Are There Really More Missed Injuries After Hours?

In my last post, I wrote about the usual reasons for delayed diagnosis: insufficient diagnostic technique or insufficient recognition. What about the time of day? An interesting paper looked at the correlation between admission time and the rate of missed injuries.

The work was done at a large teaching hospital and Level I trauma center in Australia. A large number of patients were reviewed over an 11-year period. The study was complicated slightly by implementing a dedicated trauma unit in the middle of the study period, but the authors stratified their groups to account for this.

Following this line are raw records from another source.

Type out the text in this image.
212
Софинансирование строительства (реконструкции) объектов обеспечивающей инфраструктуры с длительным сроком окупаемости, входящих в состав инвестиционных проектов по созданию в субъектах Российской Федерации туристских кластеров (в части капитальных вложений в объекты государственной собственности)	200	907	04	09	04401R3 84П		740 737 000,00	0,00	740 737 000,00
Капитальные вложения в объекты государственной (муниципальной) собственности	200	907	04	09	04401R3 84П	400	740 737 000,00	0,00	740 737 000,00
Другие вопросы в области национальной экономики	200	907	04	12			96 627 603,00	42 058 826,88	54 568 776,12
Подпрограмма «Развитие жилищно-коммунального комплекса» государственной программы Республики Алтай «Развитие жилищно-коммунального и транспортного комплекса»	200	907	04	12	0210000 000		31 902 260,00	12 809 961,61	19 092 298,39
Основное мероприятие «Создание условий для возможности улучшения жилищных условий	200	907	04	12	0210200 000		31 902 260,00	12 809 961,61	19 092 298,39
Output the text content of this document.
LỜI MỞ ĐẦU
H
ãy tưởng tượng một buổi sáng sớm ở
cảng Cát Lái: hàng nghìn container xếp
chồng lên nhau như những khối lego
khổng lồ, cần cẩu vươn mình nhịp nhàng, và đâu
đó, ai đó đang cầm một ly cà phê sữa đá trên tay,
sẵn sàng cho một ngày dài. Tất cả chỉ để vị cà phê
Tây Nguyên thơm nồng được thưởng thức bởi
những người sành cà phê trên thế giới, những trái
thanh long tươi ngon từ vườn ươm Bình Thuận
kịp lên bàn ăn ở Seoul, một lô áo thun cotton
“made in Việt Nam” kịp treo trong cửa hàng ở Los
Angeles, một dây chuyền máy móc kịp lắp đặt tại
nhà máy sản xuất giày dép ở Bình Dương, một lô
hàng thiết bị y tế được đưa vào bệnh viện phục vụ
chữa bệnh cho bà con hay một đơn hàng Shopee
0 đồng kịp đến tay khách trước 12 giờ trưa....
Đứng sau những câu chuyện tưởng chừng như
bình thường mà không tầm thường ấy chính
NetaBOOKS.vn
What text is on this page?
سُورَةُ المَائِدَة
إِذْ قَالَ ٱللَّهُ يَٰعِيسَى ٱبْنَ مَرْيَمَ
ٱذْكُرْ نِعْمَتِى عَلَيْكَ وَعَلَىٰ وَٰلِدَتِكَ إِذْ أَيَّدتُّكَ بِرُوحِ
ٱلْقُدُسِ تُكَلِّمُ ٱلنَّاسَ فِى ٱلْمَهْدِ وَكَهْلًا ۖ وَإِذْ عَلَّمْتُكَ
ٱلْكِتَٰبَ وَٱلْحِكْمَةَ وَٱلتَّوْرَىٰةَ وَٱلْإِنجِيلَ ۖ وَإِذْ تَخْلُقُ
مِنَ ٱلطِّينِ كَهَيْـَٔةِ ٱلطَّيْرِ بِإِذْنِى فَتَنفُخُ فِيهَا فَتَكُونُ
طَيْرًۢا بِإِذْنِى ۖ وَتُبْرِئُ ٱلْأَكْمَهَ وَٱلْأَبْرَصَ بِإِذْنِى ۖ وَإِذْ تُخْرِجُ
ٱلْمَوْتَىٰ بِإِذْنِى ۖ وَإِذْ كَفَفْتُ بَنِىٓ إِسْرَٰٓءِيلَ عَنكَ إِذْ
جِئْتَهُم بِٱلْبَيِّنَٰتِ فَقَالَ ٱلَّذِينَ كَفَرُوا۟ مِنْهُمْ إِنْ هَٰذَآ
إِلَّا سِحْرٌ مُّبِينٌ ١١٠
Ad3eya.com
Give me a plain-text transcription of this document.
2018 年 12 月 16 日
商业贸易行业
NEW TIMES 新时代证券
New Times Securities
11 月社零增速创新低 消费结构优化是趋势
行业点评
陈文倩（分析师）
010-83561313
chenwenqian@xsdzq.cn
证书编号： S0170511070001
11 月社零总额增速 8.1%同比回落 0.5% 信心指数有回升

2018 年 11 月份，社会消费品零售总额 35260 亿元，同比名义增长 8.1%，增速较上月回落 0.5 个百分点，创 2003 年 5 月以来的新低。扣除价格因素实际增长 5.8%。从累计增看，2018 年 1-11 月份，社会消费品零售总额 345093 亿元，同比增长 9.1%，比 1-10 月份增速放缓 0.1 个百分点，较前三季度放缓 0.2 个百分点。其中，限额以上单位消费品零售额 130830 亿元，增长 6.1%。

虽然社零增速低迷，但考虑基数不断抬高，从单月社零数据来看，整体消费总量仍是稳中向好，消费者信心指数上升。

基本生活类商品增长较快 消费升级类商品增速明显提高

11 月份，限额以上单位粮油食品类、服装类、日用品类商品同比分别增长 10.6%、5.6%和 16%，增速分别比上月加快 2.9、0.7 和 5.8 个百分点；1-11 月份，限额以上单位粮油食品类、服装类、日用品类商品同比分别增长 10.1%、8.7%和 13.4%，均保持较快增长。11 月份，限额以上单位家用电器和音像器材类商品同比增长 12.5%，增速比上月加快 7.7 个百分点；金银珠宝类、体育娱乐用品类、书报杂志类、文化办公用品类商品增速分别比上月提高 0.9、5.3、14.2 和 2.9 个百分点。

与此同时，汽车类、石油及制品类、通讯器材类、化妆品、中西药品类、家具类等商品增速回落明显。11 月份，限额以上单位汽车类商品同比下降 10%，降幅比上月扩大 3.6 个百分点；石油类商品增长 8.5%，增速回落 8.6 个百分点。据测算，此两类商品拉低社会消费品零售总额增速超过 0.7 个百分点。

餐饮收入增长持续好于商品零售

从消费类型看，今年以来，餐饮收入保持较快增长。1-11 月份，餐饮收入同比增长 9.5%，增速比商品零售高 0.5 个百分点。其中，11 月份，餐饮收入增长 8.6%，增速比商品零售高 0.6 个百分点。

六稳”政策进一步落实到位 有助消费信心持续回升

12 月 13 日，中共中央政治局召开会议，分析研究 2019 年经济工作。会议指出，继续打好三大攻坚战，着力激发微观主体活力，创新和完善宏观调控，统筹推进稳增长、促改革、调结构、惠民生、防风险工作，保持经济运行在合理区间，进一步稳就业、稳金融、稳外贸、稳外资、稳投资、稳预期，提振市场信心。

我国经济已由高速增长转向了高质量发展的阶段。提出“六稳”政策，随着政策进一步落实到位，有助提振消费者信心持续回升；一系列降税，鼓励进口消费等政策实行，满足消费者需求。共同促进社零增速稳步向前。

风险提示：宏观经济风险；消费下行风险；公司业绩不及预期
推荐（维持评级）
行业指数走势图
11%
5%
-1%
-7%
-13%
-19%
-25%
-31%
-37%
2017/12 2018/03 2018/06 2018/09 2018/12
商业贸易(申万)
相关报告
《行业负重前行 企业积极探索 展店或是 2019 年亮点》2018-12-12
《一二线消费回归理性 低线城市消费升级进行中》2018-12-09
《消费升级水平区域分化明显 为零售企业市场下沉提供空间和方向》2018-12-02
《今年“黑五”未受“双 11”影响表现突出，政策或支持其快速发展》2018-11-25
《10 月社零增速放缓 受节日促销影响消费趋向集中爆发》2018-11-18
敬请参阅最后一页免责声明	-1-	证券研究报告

Results were stratified by time of admission: office hours, after-hours, and weekends. Missed injuries were defined as those found after the completion of the primary and secondary surveys. The overall statistical treatment appeared to be robust.

Here are the factoids:

  • A huge number of patients (53,000) were reviewed. This is a busy place!
  • There were 2519 missed injuries in 1262 patients (2.4%) [low!]
  • Missed injuries occurred during office hour admissions in 2.2%, after-hours in 2.6%, and on weekends 2.5% of the time
  • The increased incidence of delayed diagnosis in after-hours admits was marginally significant (p = 0.048)
  • Missed injuries appeared to have increased over time and were 1.34 times more likely at the end of the study period vs the beginning
  • Thoracic spine and abdominal injuries were most commonly missed

Bottom line: Hmm, time of day was not on my list of reasons for missing diagnoses. What gives? If you read the article closely, the trauma service at this hospital was staffed with a higher number of trainees after hours and on weekends than during office hours. It was also noted that incomplete physical examination was thought to be a factor in many of the delays. Most likely, both of my listed reasons were in play here. Inexperienced clinicians and insufficient examination are both major factors. And what about the increase in missed injuries over time? Midway through the study, the hospital implemented a dedicated trauma unit, and a tertiary exam became routine. This identified more injuries after the primary and secondary surveys were complete. 

In the next post, I’ll review strategies to decrease the incidence of missed injury.

Reference: Office hours vs after-hours: do presentation times affect the rate of missed injuries in trauma patients? Injury 2015, in press.